新たなシステムの構築では、いくつかの新常識が定着しつつある。パブリッククラウドをシステム基盤の第一候補とする“クラウドファースト”、スマートフォンやタブレットを開発の第一ターゲットとする“モバイルファースト”などが挙げられる。20年前にメインフレームからオープンシステムへ、10年前にオープンシステムからWebコンピューティングへと変化したようなターニングポイントがここ1、2年にきている。

 これらは、ITの主戦場が、収益を上げるための“サービス”の構築に移ってきていることを示している。つまり、顧客や一般消費者をターゲットとしたシステムを迅速に構築し、ニーズの変化に合わせてすばやく修正していく必要がある。自ずと、開発技術や組織・体制、運用、個人のスキルも変わってくるだろう。

運用と開発が一体になり継続的な開発へ

 そのキーワードとして第一に挙げたいのは「DevOps」だ。Dev=開発と、Ops=運用をつなげた造語である。開発部と運用部のエンジニアが一体となって、システムを継続的に発展させていく考え方を表している。従来、開発と運用のそれぞれの要望は相反し、情報共有もされていなかったため、システムの改修・発展の障害となっていた。もはやそれでは、ユーザー部門の要望に応えられない。組織、体制から見直していく必要に迫られている。
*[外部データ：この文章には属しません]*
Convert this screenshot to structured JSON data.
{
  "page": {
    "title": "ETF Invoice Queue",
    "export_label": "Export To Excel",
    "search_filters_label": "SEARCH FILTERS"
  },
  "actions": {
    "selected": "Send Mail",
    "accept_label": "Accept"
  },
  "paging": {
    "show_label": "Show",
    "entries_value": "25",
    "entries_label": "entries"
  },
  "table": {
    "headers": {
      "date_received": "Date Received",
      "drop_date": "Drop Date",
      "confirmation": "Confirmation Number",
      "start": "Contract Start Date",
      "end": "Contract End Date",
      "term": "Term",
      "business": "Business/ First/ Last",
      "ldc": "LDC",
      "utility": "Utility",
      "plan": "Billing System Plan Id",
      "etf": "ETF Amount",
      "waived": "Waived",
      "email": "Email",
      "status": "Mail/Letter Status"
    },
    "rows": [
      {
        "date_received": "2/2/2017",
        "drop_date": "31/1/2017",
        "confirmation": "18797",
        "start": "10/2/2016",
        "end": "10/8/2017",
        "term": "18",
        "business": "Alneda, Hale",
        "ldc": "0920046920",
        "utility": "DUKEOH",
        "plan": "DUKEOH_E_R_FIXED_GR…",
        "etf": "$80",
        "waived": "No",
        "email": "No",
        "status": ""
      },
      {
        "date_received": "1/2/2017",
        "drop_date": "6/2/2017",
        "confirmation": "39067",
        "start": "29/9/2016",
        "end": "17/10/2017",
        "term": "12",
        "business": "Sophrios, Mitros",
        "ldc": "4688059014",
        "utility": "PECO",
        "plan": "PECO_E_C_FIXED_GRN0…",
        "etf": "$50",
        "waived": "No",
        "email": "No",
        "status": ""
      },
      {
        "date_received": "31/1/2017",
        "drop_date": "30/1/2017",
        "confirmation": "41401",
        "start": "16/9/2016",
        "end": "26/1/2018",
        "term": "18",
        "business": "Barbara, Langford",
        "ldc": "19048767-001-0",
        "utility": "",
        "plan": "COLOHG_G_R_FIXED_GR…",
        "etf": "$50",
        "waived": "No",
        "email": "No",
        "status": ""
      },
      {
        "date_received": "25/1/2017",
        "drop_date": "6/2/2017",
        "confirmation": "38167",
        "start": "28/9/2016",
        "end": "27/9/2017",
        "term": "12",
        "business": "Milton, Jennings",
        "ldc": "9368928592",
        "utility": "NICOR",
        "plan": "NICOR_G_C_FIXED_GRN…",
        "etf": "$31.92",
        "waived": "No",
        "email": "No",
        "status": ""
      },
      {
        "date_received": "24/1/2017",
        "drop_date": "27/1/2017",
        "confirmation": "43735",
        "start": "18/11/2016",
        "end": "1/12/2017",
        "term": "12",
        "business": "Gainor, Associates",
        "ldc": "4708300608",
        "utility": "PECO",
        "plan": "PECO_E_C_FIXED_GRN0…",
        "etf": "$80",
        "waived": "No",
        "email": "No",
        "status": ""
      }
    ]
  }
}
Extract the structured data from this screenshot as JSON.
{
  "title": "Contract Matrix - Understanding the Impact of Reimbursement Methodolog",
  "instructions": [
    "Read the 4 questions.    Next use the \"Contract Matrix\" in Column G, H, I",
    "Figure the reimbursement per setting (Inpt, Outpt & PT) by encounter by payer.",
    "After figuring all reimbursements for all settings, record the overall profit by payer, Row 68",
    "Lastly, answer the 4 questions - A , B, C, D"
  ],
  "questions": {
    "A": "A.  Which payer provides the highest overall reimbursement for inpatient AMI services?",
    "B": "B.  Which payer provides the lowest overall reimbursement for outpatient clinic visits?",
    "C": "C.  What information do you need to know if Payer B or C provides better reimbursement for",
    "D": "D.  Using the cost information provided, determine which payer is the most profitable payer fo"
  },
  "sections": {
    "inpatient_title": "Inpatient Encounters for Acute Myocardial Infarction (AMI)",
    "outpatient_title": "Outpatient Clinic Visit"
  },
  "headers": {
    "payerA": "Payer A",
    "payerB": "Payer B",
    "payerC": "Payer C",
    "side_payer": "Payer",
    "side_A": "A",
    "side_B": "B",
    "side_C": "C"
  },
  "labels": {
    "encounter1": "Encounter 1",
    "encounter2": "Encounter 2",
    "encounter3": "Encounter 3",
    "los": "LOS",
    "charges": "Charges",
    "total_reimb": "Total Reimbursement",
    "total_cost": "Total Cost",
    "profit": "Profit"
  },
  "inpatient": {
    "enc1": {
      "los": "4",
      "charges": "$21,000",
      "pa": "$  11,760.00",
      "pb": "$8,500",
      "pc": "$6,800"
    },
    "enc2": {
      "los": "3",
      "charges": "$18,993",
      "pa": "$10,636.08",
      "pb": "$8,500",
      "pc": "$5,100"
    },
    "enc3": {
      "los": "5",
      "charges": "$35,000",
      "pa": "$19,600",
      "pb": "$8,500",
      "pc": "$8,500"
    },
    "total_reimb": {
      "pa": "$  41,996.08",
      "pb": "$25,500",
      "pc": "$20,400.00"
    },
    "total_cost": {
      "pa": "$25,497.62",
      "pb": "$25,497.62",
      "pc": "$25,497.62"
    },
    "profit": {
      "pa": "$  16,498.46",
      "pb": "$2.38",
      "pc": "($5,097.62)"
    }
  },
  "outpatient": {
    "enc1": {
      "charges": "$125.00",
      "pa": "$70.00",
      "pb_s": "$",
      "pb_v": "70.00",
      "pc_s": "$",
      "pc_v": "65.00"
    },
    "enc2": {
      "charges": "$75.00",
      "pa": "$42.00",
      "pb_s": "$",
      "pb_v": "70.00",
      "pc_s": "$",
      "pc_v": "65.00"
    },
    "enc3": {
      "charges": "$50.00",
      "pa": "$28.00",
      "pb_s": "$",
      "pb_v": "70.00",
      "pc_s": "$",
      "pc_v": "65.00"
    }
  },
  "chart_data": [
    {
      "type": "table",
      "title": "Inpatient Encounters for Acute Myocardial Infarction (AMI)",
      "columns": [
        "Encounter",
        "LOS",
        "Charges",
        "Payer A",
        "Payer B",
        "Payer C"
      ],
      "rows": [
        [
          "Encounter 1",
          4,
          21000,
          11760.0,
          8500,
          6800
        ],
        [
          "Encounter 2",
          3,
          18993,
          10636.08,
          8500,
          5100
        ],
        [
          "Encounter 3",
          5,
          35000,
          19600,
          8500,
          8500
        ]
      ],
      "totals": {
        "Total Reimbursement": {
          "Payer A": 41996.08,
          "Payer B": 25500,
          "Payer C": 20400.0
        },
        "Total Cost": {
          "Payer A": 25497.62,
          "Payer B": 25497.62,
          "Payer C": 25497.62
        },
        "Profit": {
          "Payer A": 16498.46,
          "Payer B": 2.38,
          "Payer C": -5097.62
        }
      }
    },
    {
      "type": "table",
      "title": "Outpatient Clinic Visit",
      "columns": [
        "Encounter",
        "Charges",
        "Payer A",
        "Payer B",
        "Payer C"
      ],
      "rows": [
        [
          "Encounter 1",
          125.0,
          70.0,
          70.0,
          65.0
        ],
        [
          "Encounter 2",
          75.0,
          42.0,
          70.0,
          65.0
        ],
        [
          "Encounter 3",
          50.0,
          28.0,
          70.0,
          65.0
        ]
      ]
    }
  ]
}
 ただ、道具なしでは、DevOpsの実践は困難を伴う。(1)改修したシステムをすばやく反映させるツール、(2)アプリケーションやサーバーへの配布を自動化できるツール、(3)運用と開発が情報共有できるツール---などが必要だ。(1)は「Jenkins」をはじめとする継続的インテグレーション(CI)ツール、(2)は「Chef」や「Puppet」などの「Run Book Automation(RBA)」ツール、(3)は「Redmine」に代表されるプロジェクト管理ツールなど---である。ツールを適切に選択し、使いこなしていくスキルが重要になる(関連記事:調査で分かった!ITの現場「新3種の神器」)。